Abstract

Many conspiracy theories and worst-case scenarios have been produced about the COVID-19 pandemic. With a reductionist approach, this new coronavirus disease outbreak has been regrettably confined to the simple matter that humans are exposed to viral pathogens of certain wild animals. However, the global reasons and outcomes of the present outbreak should not simply be correlated with the physiologies of a group of animals but with human activities subject to wanton consumption, interference with living spaces, intense commercialization and, particularly, dietary habits. Thus, reconceptualizing pandemics as a multidimensional “ecological crisis” posing a threat to the future of human and nonhuman beings rather than a “disease” endangering human welfare seems to become the sole prerequisite for a significant policy shift in the relationship between humans and animals.
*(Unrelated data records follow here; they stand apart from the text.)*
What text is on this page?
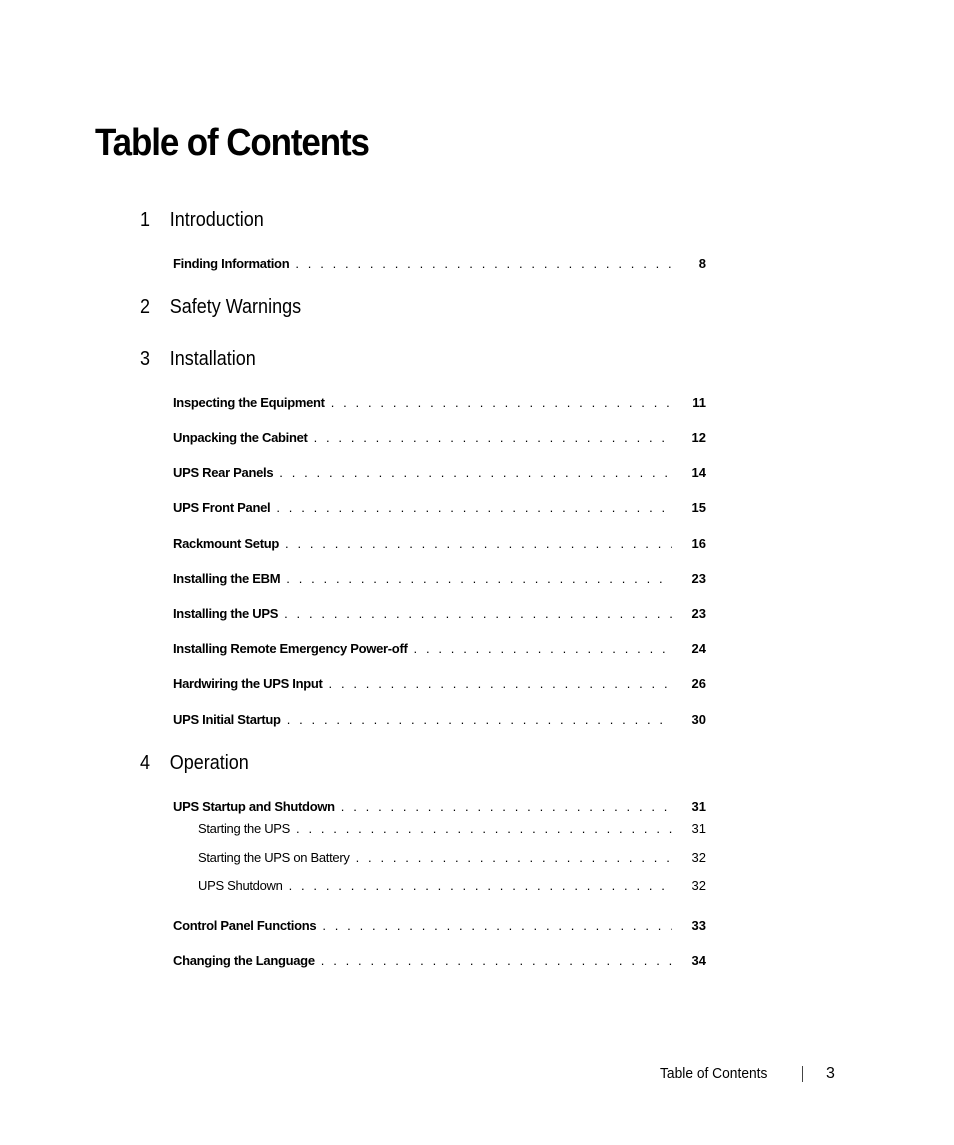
Table of Contents
1 Introduction
Finding Information . . .	8
2 Safety Warnings
3 Installation
Inspecting the Equipment . . .	11
Unpacking the Cabinet . . .	12
UPS Rear Panels . . .	14
UPS Front Panel . . .	15
Rackmount Setup . . .	16
Installing the EBM . . .	23
Installing the UPS . . .	23
Installing Remote Emergency Power-off . . .	24
Hardwiring the UPS Input . . .	26
UPS Initial Startup . . .	30
4 Operation
UPS Startup and Shutdown . . .	31
Starting the UPS . . .	31
Starting the UPS on Battery . . .	32
UPS Shutdown . . .	32
Control Panel Functions . . .	33
Changing the Language . . .	34
Table of Contents	3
With this in mind, the eponymous protagonist of the novel, Elizabeth Costello, a vegetarian like her creator, gives the traces of an ecological philosophy which reinforces the notion that it is not the sheer scientific productivity driven by the rationalization but the reconsideration of animal-human interactions that can prevent post-pandemic era from recurring outbreaks. In the novel, through her understanding of environmental ethics, J. M. Coetzee’s vegetarian and writer protagonist provides discussions that help rethinking literature as one of the guiding disciplines that can offer new insights into the natural habitat of animals. This study intends to handle how Coetzee’s thoughts on vegetarianism and human-animal interactions can become an ethical model for the future world in dire need of a post-pandemic paradigm shift.